Senayan berharap Mahkamah Konstitusi (MK) netral dalam menguji materi Pasal 168 Ayat (2) UU Nomor 7 tahun 2017 tentang Pemilu. Putusan MK bakal mempengaruhi tahapan pesta demokrasi yang tengah berjalan.
Melansir rm.id, Ketua Komisi II DPR Ahmad Doli Kurnia mengatakan, sengketa soal sistem proporsional terbuka bakal berdampak pada pemungutan suara di Pemilu 2024. Sehingga, Ia berharap MK dapat mengambil posisi yang netral dan objektif.
“Juga memahami posisi Undang-Undang Pemilu yang sangat kompleks,” ujarnya, kemarin.
Menurut Doli, Pasal dalam Undang-Undang Pemilu saling berkaitan satu sama lain dan telah dipikirkan dengan matang saat masih dalam proses pembuatan undang-undang. Apabila ada perubahan satu atau dua pasal saja, bakal terjadi kerumitan karena tahapan Pemilu 2024 sudah berjalan.
Perubahan pasal bisa memunculkan ketidakpastian hukum dalam pelaksanaan Pemilu 2024. Selain itu, putusan MK dikhawatirkan membuat pembangunan sistem politik dan demokrasi Indonesia terganggu.
Akibatnya, kata dia, hukum Pemilu di Indonesia seperti tambal sulam dan tidak mencerminkan bangunan sistem politik yang established dan futuristik.
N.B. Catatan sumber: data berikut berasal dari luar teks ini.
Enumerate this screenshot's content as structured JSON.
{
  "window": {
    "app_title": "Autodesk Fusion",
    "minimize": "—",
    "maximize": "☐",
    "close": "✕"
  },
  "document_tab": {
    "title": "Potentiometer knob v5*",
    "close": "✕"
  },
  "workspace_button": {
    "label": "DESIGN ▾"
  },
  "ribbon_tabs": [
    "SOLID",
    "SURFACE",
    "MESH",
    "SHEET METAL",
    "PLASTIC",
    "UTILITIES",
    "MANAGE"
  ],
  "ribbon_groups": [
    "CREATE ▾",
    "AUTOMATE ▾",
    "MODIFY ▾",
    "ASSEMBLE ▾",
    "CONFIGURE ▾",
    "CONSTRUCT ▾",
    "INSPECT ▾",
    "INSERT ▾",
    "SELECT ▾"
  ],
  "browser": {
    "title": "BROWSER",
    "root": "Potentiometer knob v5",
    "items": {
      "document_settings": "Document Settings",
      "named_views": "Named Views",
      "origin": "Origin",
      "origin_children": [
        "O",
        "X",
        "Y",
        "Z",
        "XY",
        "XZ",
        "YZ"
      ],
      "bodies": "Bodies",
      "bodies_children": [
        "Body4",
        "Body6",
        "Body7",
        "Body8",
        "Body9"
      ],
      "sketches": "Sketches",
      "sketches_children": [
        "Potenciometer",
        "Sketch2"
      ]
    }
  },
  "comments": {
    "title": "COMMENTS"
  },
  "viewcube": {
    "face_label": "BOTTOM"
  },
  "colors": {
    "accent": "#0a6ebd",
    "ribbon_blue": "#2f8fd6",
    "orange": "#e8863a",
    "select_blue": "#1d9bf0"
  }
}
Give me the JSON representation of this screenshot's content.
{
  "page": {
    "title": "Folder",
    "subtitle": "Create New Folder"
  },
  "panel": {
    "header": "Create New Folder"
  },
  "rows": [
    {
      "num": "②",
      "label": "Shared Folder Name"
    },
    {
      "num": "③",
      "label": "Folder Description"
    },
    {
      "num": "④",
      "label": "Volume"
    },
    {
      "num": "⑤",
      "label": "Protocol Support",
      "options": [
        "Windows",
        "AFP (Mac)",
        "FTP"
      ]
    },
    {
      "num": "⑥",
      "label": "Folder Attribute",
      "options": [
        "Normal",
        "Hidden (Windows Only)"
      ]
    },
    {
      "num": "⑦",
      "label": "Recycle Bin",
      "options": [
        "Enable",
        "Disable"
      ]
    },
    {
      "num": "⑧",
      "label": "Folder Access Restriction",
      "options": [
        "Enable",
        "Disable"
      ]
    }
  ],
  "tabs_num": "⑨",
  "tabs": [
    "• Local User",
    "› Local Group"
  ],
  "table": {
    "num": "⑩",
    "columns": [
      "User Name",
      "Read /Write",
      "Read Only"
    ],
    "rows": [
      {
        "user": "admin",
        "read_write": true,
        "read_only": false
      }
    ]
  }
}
“Itu yang harus menjadi pertimbangan oleh MK,” kata Doli.
Dengan adanya fakta itu, Doli menyarankan perubahan Undang-Undang Pemilu paling ideal dilakukan melalui revisi.
“Tentu disertai dengan kajian yang serius dan mendalam serta menyeluruh,” imbuhnya.
Anggota Komisi II DPR Riyanta menambahkan, MK sebelumnya sudah mengeluarkan putusan Nomor 22-24 / PUU-VI/2008. Putusan ini menjadi acuan bagi DPR bersama Pemerintah untuk membuat dan menerapkan Sistem Pemilu Terbuka pada Pemilu 2009 sampai dengan Pemilu 2019.
Namun, kata Riyanta, dinamika politik menjelang dilaksanakannya Pemilu serentak pada 2024 mulai meningkat. Hal ini lumrah dalam sistem negara demokrasi. Tapi, sesuai dengan pasal 1 ayat (3) Undang-Undang Dasar 1945 menyebutkan, Indonesia adalah negara hukum.
“Maka dinamika politik harus sesuai dengan hukum yang sudah disepakati oleh bangsa Indonesia,” ujarnya.
Riyanta berharap, hukum ditegakkan sesuai dengan prinsip Dasar Negara Hukum (Pasal 1 Ayat (3) UUD 1945), serta Konstitusi sebagai “KEPALA NEGARA” dan sebagai “PANGLIMA.” Selain itu, Politikus PDIP ini meminta agar mempercayakan persoalan permohonan judicial review (JR) sistem proporsional terbuka kepada MK.